Feeling ambivalent in negotiation? No worries
Business negotiators often find themselves feeling positive and negative emotions simultaneously, such as concern that an offer won’t be received well and excitement over the offer’s potential.
We often try to squelch our emotions for fear of appearing unstable or vulnerable. Indeed, past research has suggested that expressions of emotional ambivalence—the signs of tension or conflict that show in our faces and bodies when we experience negative and positive feelings at the same time—can be dangerous in zero-sum distributive negotiations, or those where negotiators are battling over a fixed pie of resources. In such situations, counterparts tend to view ambivalent negotiators as submissive and consequently are able to dominate them.
But a new study suggests that in the more complex negotiations that are typical of our business and personal lives, feeling and expressing conflicting emotions may actually be beneficial. In their new study, Naomi B. Rothman of Lehigh University and Gregory B. Northcraft of the University of Illinois looked at how emotionally ambivalent negotiators are perceived in integrative negotiations, or those where negotiators have opportunities to create value across issues.
In one of their experiments, where participants were encouraged to cooperate, some watched a silent videotape of a negotiation in which one party (an actor) appeared either happy, angry, ambivalent, or unemotional. The participants who watched a video were told they would engage in a negotiation simulation over a new car via instant messaging with the person in the video; in actuality, they were paired with another participant who had not seen a video. During their 30-minute negotiation, the pairs of participants could potentially claim or create value across such issues as sales price, warranty, financing, and delivery date.

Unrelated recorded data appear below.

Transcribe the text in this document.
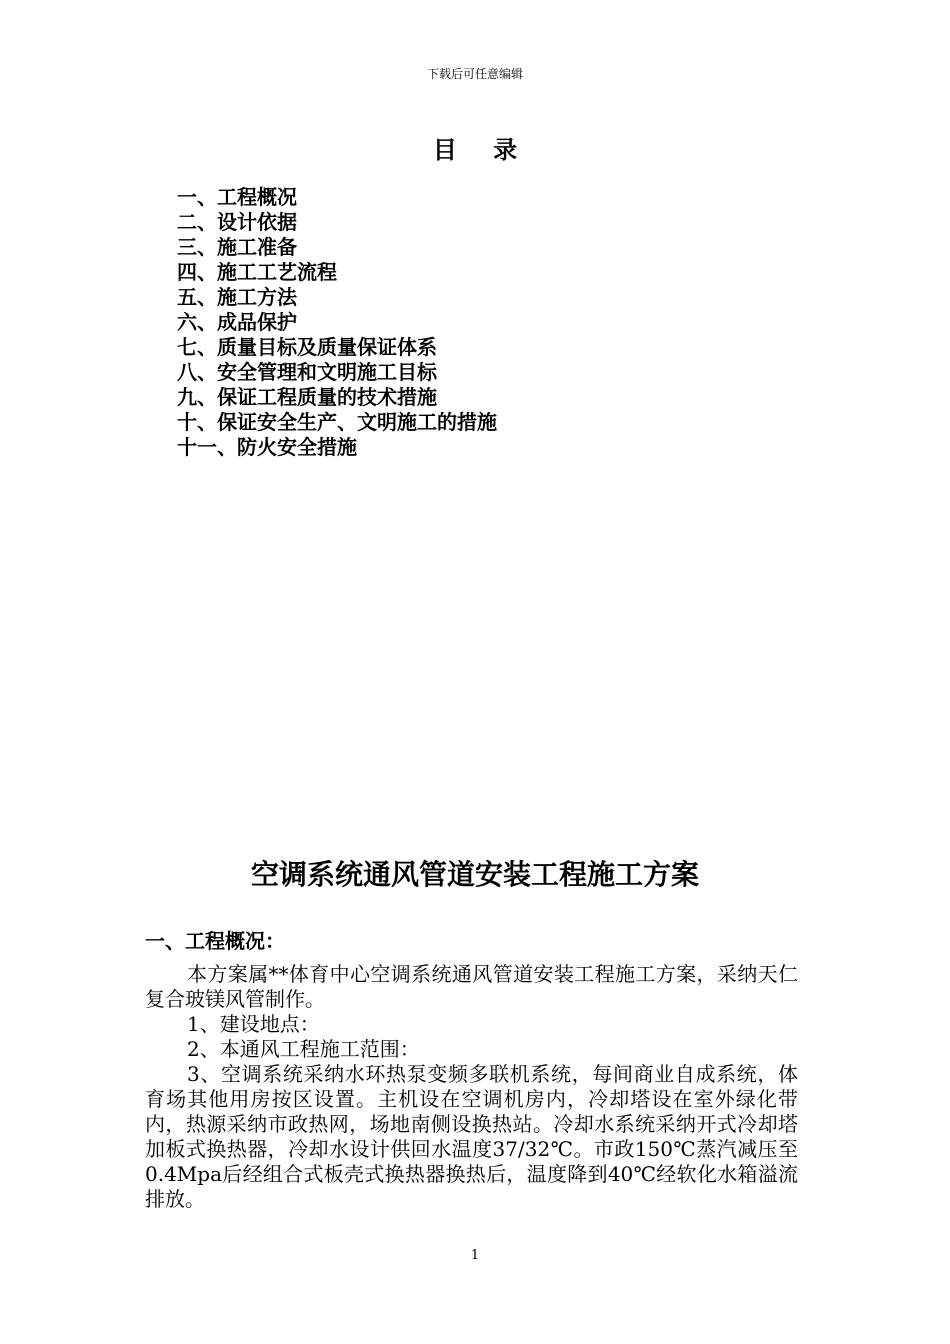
下载后可任意编辑
目 录
一、工程概况
二、设计依据
三、施工准备
四、施工工艺流程
五、施工方法
六、成品保护
七、质量目标及质量保证体系
八、安全管理和文明施工目标
九、保证工程质量的技术措施
十、保证安全生产、文明施工的措施
十一、防火安全措施
空调系统通风管道安装工程施工方案
一、工程概况：

本方案属**体育中心空调系统通风管道安装工程施工方案，采纳天仁复合玻镁风管制作。

1、建设地点：

2、本通风工程施工范围：

3、空调系统采纳水环热泵变频多联机系统，每间商业自成系统，体育场其他用房按区设置。主机设在空调机房内，冷却塔设在室外绿化带内，热源采纳市政热网，场地南侧设换热站。冷却水系统采纳开式冷却塔加板式换热器，冷却水设计供回水温度37/32℃。市政150℃蒸汽减压至0.4Mpa后经组合式板壳式换热器换热后，温度降到40℃经软化水箱溢流排放。

1
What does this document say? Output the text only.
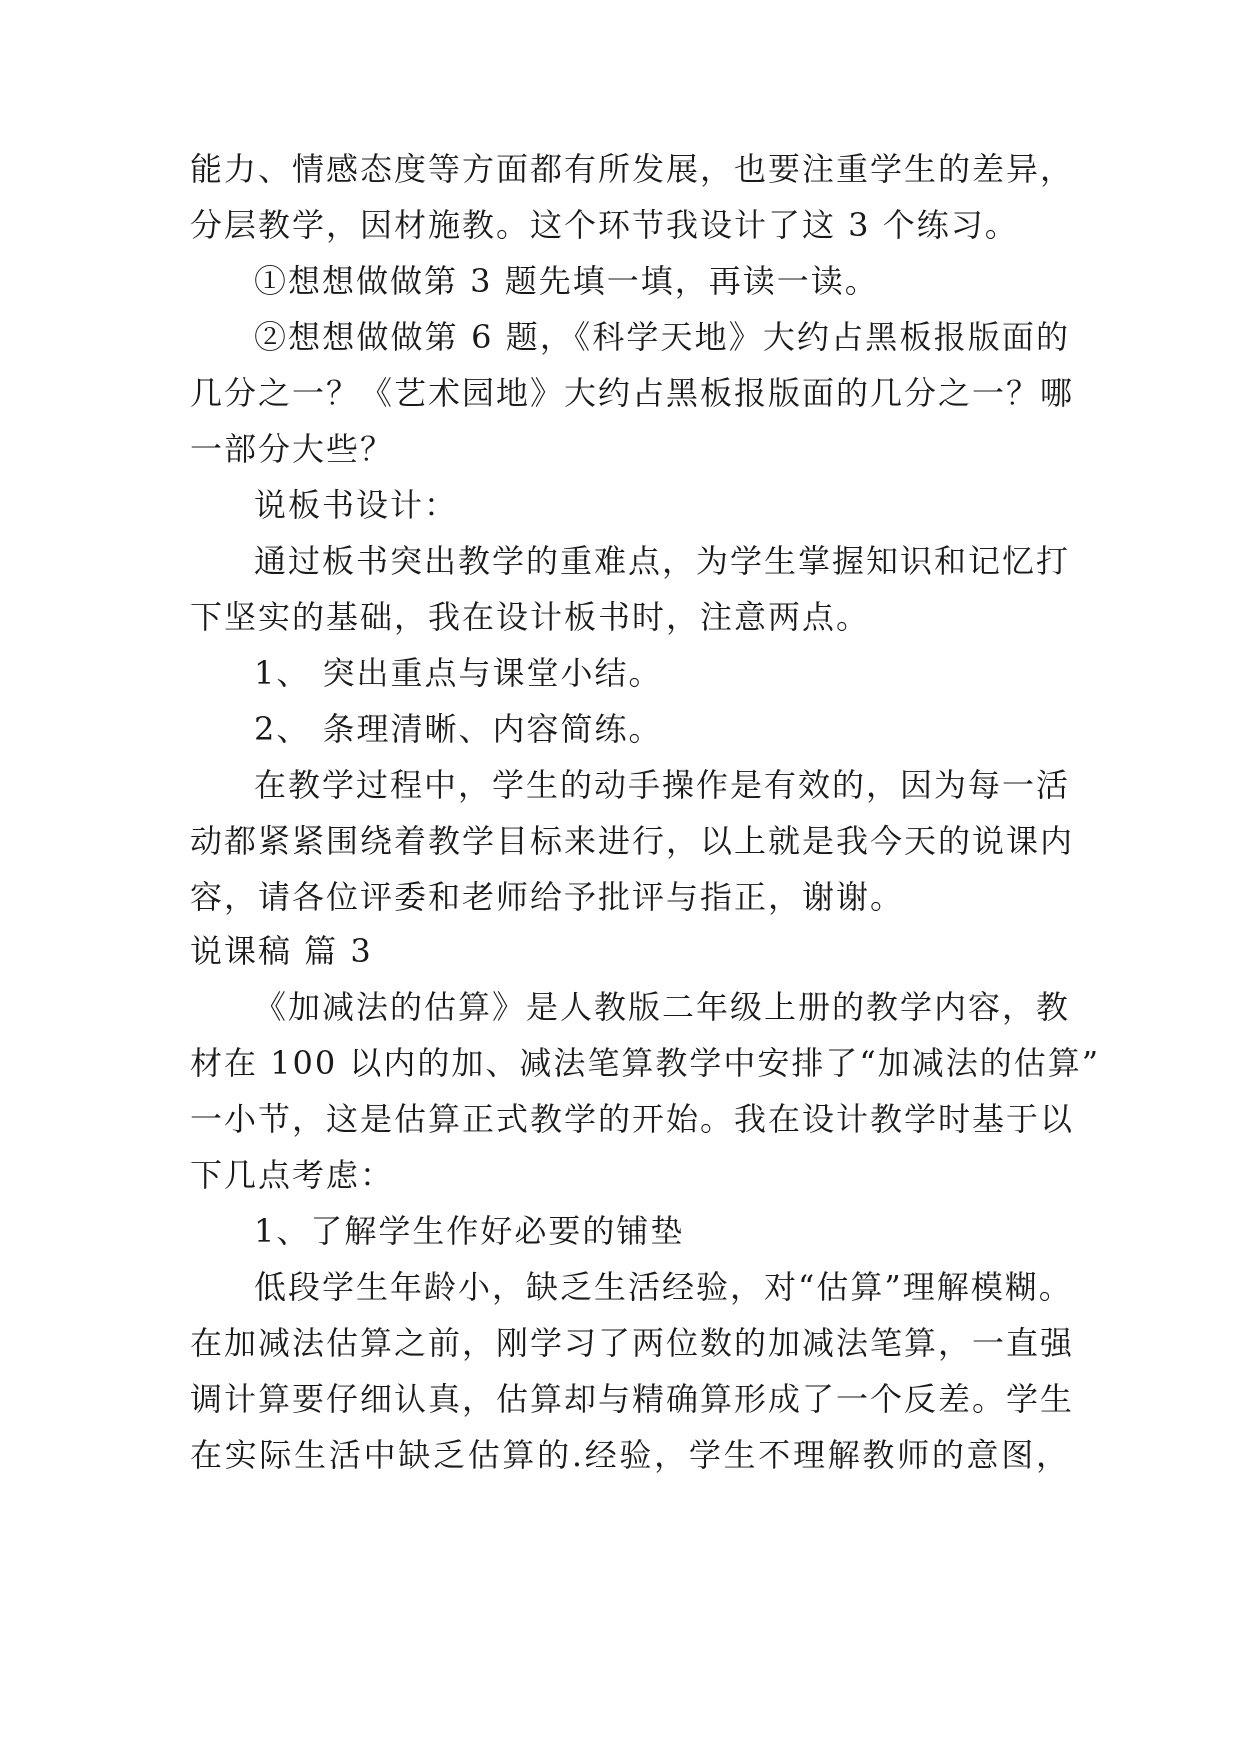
能力、情感态度等方面都有所发展，也要注重学生的差异，
分层教学，因材施教。这个环节我设计了这 3 个练习。
①想想做做第 3 题先填一填，再读一读。
②想想做做第 6 题，《科学天地》大约占黑板报版面的
几分之一？《艺术园地》大约占黑板报版面的几分之一？哪
一部分大些？
说板书设计：
通过板书突出教学的重难点，为学生掌握知识和记忆打
下坚实的基础，我在设计板书时，注意两点。
1、 突出重点与课堂小结。
2、 条理清晰、内容简练。
在教学过程中，学生的动手操作是有效的，因为每一活
动都紧紧围绕着教学目标来进行，以上就是我今天的说课内
容，请各位评委和老师给予批评与指正，谢谢。
说课稿 篇 3
《加减法的估算》是人教版二年级上册的教学内容，教
材在 100 以内的加、减法笔算教学中安排了“加减法的估算”
一小节，这是估算正式教学的开始。我在设计教学时基于以
下几点考虑：
1、了解学生作好必要的铺垫
低段学生年龄小，缺乏生活经验，对“估算”理解模糊。
在加减法估算之前，刚学习了两位数的加减法笔算，一直强
调计算要仔细认真，估算却与精确算形成了一个反差。学生
在实际生活中缺乏估算的.经验，学生不理解教师的意图，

When participants were negotiating with a partner they perceived as emotionally ambivalent, pairs achieved higher joint value than did pairs in which the partner had expressed anger or no emotion. (When partners expressed happiness, the results were inconclusive.) Participants perceived ambivalent partners as submissive, and this submissiveness explained the pairs’ success at creating value. Expressing ambivalence may have invited assertive behavior from negotiation partners and thus helped expand the pie of resources. Thus, your conflicting emotions in multi-issue negotiations may be less of a hindrance than you might think, especially if you can set a cooperative tone.
Resource: “Unlocking Integrative Potential: Expressed Emotional Ambivalence and Negotiation Outcomes,” by Naomi B. Rothman and Gregory B. Northcraft. Organizational Behavior and Human Decision Processes, 2015.